Знакомец поднял голову и посмотрел прямо мне в глаза, будто стараясь прочесть там, действительно ли я так думаю.
- А вдруг его кто-нибудь забрал? – Чёрт, ну почему же люди всегда предполагают самое худшее вместо того, чтобы предпринять хоть что-то?!
- Да кому он нужен, - раздражённо ляпнула я, не подумав. Поймав его оскорблённый взгляд и заметив первые признаки скорого прочтения лекции по поводу гениальности его высочества-самого-выдающегося-композитора-современности, я быстро исправилась. – То есть здесь ваш листок, здесь, не волнуйтесь. Хотите, я помогу Вам его искать?
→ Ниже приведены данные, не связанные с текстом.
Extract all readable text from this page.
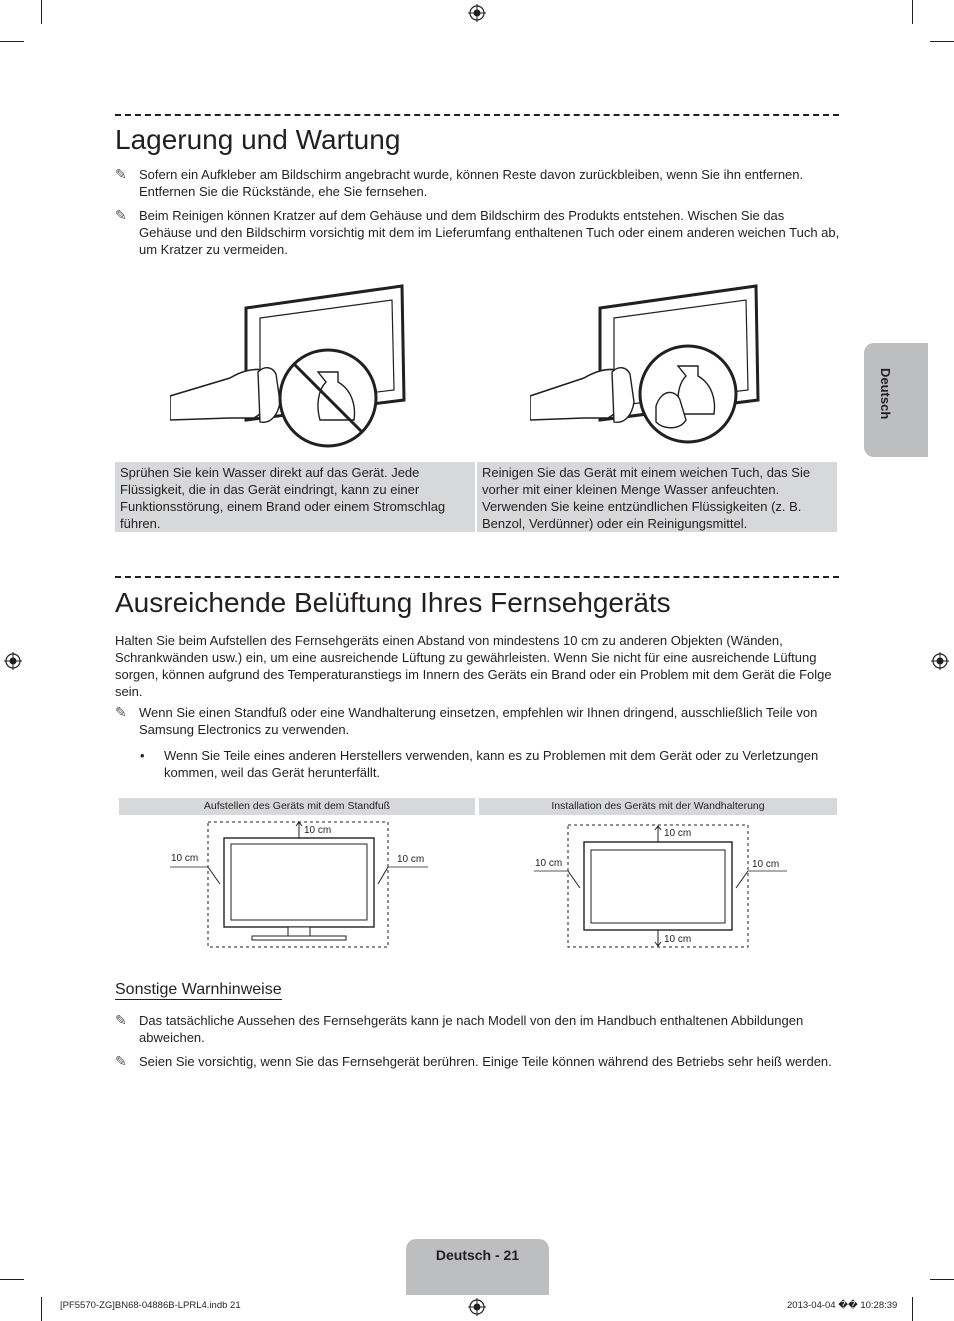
Lagerung und Wartung
✎ Sofern ein Aufkleber am Bildschirm angebracht wurde, können Reste davon zurückbleiben, wenn Sie ihn entfernen. Entfernen Sie die Rückstände, ehe Sie fernsehen.
✎ Beim Reinigen können Kratzer auf dem Gehäuse und dem Bildschirm des Produkts entstehen. Wischen Sie das Gehäuse und den Bildschirm vorsichtig mit dem im Lieferumfang enthaltenen Tuch oder einem anderen weichen Tuch ab, um Kratzer zu vermeiden.
Sprühen Sie kein Wasser direkt auf das Gerät. Jede Flüssigkeit, die in das Gerät eindringt, kann zu einer Funktionsstörung, einem Brand oder einem Stromschlag führen.
Reinigen Sie das Gerät mit einem weichen Tuch, das Sie vorher mit einer kleinen Menge Wasser anfeuchten. Verwenden Sie keine entzündlichen Flüssigkeiten (z. B. Benzol, Verdünner) oder ein Reinigungsmittel.
Deutsch
Ausreichende Belüftung Ihres Fernsehgeräts
Halten Sie beim Aufstellen des Fernsehgeräts einen Abstand von mindestens 10 cm zu anderen Objekten (Wänden, Schrankwänden usw.) ein, um eine ausreichende Lüftung zu gewährleisten. Wenn Sie nicht für eine ausreichende Lüftung sorgen, können aufgrund des Temperaturanstiegs im Innern des Geräts ein Brand oder ein Problem mit dem Gerät die Folge sein.
✎ Wenn Sie einen Standfuß oder eine Wandhalterung einsetzen, empfehlen wir Ihnen dringend, ausschließlich Teile von Samsung Electronics zu verwenden.
• Wenn Sie Teile eines anderen Herstellers verwenden, kann es zu Problemen mit dem Gerät oder zu Verletzungen kommen, weil das Gerät herunterfällt.
Aufstellen des Geräts mit dem Standfuß	Installation des Geräts mit der Wandhalterung
10 cm
10 cm	10 cm
10 cm
10 cm	10 cm
10 cm
Sonstige Warnhinweise
✎ Das tatsächliche Aussehen des Fernsehgeräts kann je nach Modell von den im Handbuch enthaltenen Abbildungen abweichen.
✎ Seien Sie vorsichtig, wenn Sie das Fernsehgerät berühren. Einige Teile können während des Betriebs sehr heiß werden.
Deutsch - 21
[PF5570-ZG]BN68-04886B-LPRL4.indb 21	2013-04-04 �� 10:28:39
Ох. А вот этого я и сама от себя не ожидала. С какой стати я буду помогать первому встречному, по вине которого я потеряла лучшего друга (рана от потери Гоши была ещё свежа) и который к тому же считает меня если не сбежавшей из психбольницы, то местным шизофреником уж точно? И поздно уже, фонари зажглись, а завтра вставать рано… Однако то ли из-за вновь полного надежд взгляда, то ли из-за позднего осознания того, что завтра воскресенье, - так или иначе, вскоре мы разошлись по противоположным углам двора и принялись методично осматривать и обшаривать каждый его миллиметр. Время от времени кто-то из нас кричал: «Есть?» - и, хотя мы оба прекрасно понимали, что если бы что-то и было, то ни он, ни я не стали бы дожидаться вопроса, неизменно безнадёжным голосом отвечали: «Нет, а у вас?».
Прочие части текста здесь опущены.